Vance, freeing himself from Markham’s hold, ran stumbling up the steps with the rest of us at his heels. There was no light in the attic, and we paused for a moment at the head of the stairs to accustom our eyes to the darkness. Then Vance struck a match and, groping forward, sent up the window shade with a clatter. The sunlight poured in, revealing a small room, scarcely ten feet square, cluttered with all manner of discarded odds and ends. The atmosphere was heavy and stifling, and a thick coating of dust lay over everything.
Vance looked quickly about him, and an expression of disappointment came over his face.
“This is the only place left,” he remarked, with the calmness of desperation.
After a more careful scrutiny of the room, he stepped to the corner by the little window and peered down at a battered suit-case which lay on its side against the wall. I noticed that it was unlatched and that its straps hung free. Leaning over he threw the cover back.
“Ah! Here, at least, is something for you, Markham.”

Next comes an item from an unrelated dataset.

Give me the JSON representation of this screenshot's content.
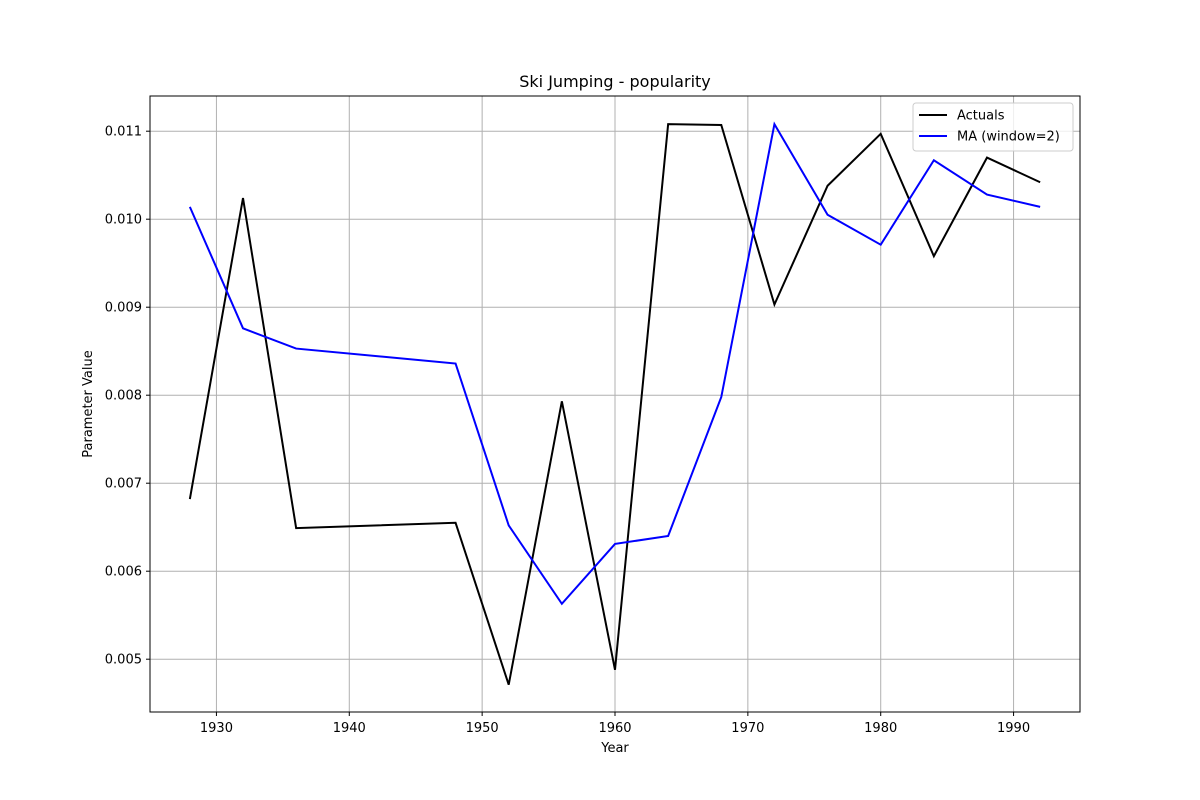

We crowded about him. In the suit-case was an old Corona typewriter. A sheet of paper was in the carriage; and on it had already been typed, in pale-blue élite characters, the two lines:
Little Miss Muffet
Sat on a tuffet
At this point the typist had evidently been interrupted, or for some other reason had not completed the Mother-Goose rhyme.
“The new Bishop note for the press,” observed Vance. Then reaching into the suit-case he lifted out a pile of blank paper and envelopes. At the bottom, beside the machine, lay a red-leather note-book with thin yellow leaves. He handed it to Markham with the terse announcement:
“Drukker’s calculations on the quantum theory.”